The best banks see falling stock prices as an opportunity to finance takeovers with debt and sell bank equity to please regulators.
The capital market turmoil that started in China last summer and continues to rattle the rest of the world does not bode well for global investment banks. Those with big credit trade books that grew during a prolonged period of low interest rates—like Goldman Sachs, known for high-yield bond trading, credit default swaps and leveraged lending—are now struggling with rising interest rates.
But some investment banks that were leveraged to foreign exchange, like Citi (regarded as a high-stakes FX player) benefited from a combination of normalizing interest rates in the US, volatility in emerging markets and the resulting swings in exchange rates.
Other investment banks in the US and Europe are withdrawing from emerging markets to focus on their corporate clients and institutional investors at home. They will have a hard time regaining access to those markets. But smart banks have maintained a high profile in the most promising emerging markets in Latin America and Asia through the lean years since 2008. They were still able to compete with dominant local banks on those continents for equity, debt and M&A deals last year—and the rest of this year looks promising for them.

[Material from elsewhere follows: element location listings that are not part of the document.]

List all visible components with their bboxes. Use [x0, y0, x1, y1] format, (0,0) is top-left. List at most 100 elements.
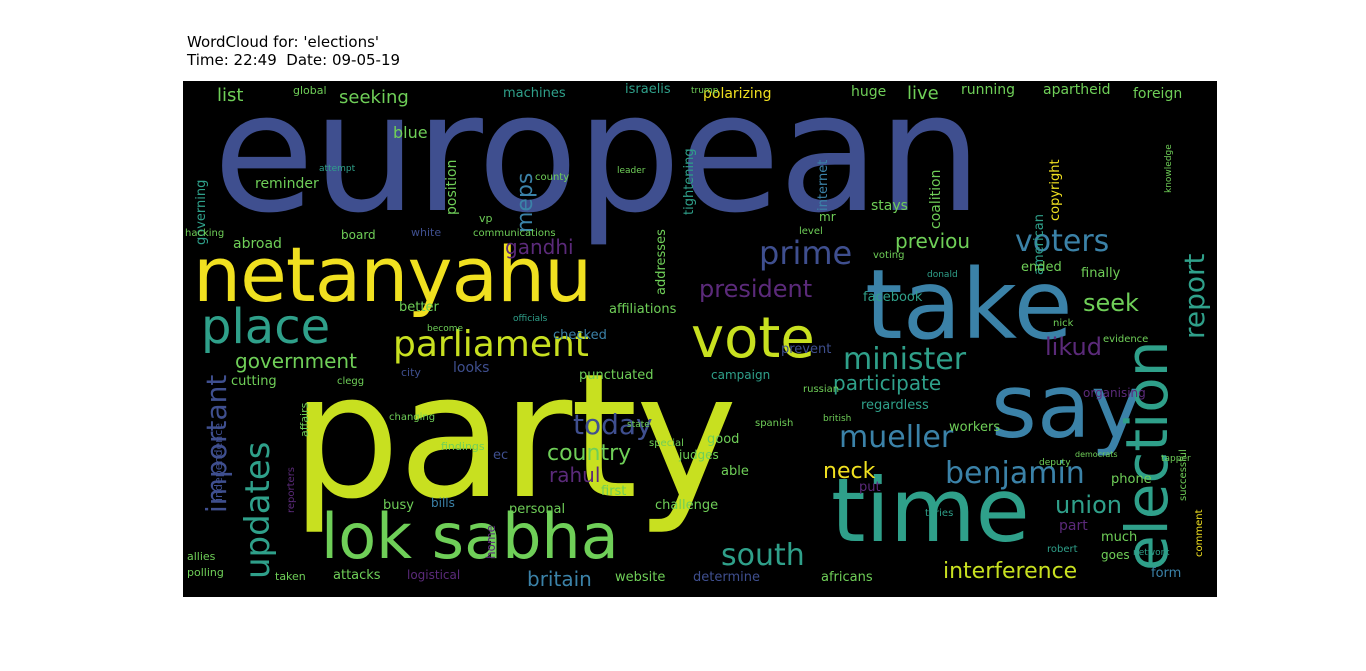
word-apartheid: apartheid: [1043, 82, 1111, 98]
word-reporters: reporters: [286, 466, 297, 513]
word-israelis: israelis: [625, 82, 671, 97]
word-live: live: [907, 83, 939, 104]
word-checked: checked: [553, 328, 607, 343]
word-hacking: hacking: [185, 228, 225, 239]
word-mr: mr: [819, 210, 836, 224]
word-ended: ended: [1021, 260, 1062, 275]
word-evidence: evidence: [1103, 334, 1149, 345]
word-rahul: rahul: [549, 463, 601, 487]
word-seek: seek: [1083, 289, 1139, 317]
word-tightening: tightening: [682, 148, 697, 215]
word-addresses: addresses: [654, 229, 669, 295]
word-huge: huge: [851, 84, 887, 100]
word-neck: neck: [823, 459, 876, 484]
word-better: better: [399, 300, 439, 315]
word-personal: personal: [509, 502, 566, 517]
word-polling: polling: [187, 566, 224, 579]
word-copyright: copyright: [1048, 159, 1063, 221]
word-comment: comment: [1194, 509, 1205, 557]
word-website: website: [615, 570, 666, 585]
word-britain: britain: [527, 567, 592, 591]
word-goes: goes: [1101, 548, 1130, 562]
word-coalition: coalition: [928, 169, 944, 229]
word-mueller: mueller: [839, 420, 954, 455]
word-democrats: democrats: [1075, 450, 1118, 459]
word-taken: taken: [275, 570, 306, 583]
word-board: board: [341, 228, 376, 242]
word-polarizing: polarizing: [703, 86, 772, 102]
word-level: level: [799, 226, 823, 237]
word-place: place: [201, 299, 331, 355]
word-county: county: [535, 172, 570, 183]
word-time: time: [831, 459, 1030, 562]
word-deputy: deputy: [1039, 458, 1071, 468]
word-cutting: cutting: [231, 374, 277, 389]
word-reminder: reminder: [255, 176, 319, 192]
word-updates: updates: [238, 441, 278, 579]
word-interference: interference: [943, 559, 1078, 584]
word-special: special: [649, 438, 684, 449]
word-today: today: [573, 408, 653, 441]
wordcloud-image: european party netanyahu take time say l…: [183, 81, 1217, 597]
word-south: south: [721, 538, 805, 573]
word-prime: prime: [759, 234, 853, 272]
word-nick: nick: [1053, 318, 1074, 329]
word-blue: blue: [393, 123, 428, 142]
word-attacks: attacks: [333, 568, 381, 583]
word-voters: voters: [1015, 224, 1110, 259]
word-africans: africans: [821, 570, 873, 585]
word-determine: determine: [693, 570, 760, 585]
word-country: country: [547, 441, 632, 466]
word-form: form: [1151, 566, 1182, 581]
word-white: white: [411, 226, 442, 239]
word-looks: looks: [453, 360, 490, 376]
word-parliament: parliament: [393, 324, 589, 365]
word-punctuated: punctuated: [579, 368, 654, 383]
word-donald: donald: [927, 270, 958, 280]
word-challenge: challenge: [655, 498, 719, 513]
word-vp: vp: [479, 212, 493, 225]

“Post-financial crisis, banks have been more selective about where they invest,” says Brian Kleinhanzl, an equity analyst who covers investment banks for Keefe Bruyette & Woods in New York. “You’ve seen bigger banks pull back into developed markets. But people who maintained a strong presence in emerging markets did much better.”
That’s why Citi and its Latin American subsidiaries climbed the league tables last year. In China, where global investment banks are wary of putting client money at risk, local banks top the charts.
Some banks, notably UBS, are sacrificing higher margins to win IPO deals with relatively low fees. The Swiss bank, which Global Finance named world’s best investment bank this year, took advantage of closer scrutiny by banking regulators to raise capital for financial institutions on the stock market.
In the US, some banks were quick to see the bright side of the stock market crash. It triggered bargain hunting by investment-grade corporations that raised debt at relatively low rates. Bank of America Merrill Lynch underwrote four of the five largest M&A-related bonds issues in a bumper year for takeovers.
In compiling this year’s rankings, Global Finance editors considered a wide spectrum of factors, including knowledge of local conditions, responsiveness to the needs of corporate clients and reputation from a regulatory perspective. Judges factored in data from Dealogic, Thomson Reuters, Greenwich Associates, and dozens of banks around the world in formulating this year’s prestigious list of winners.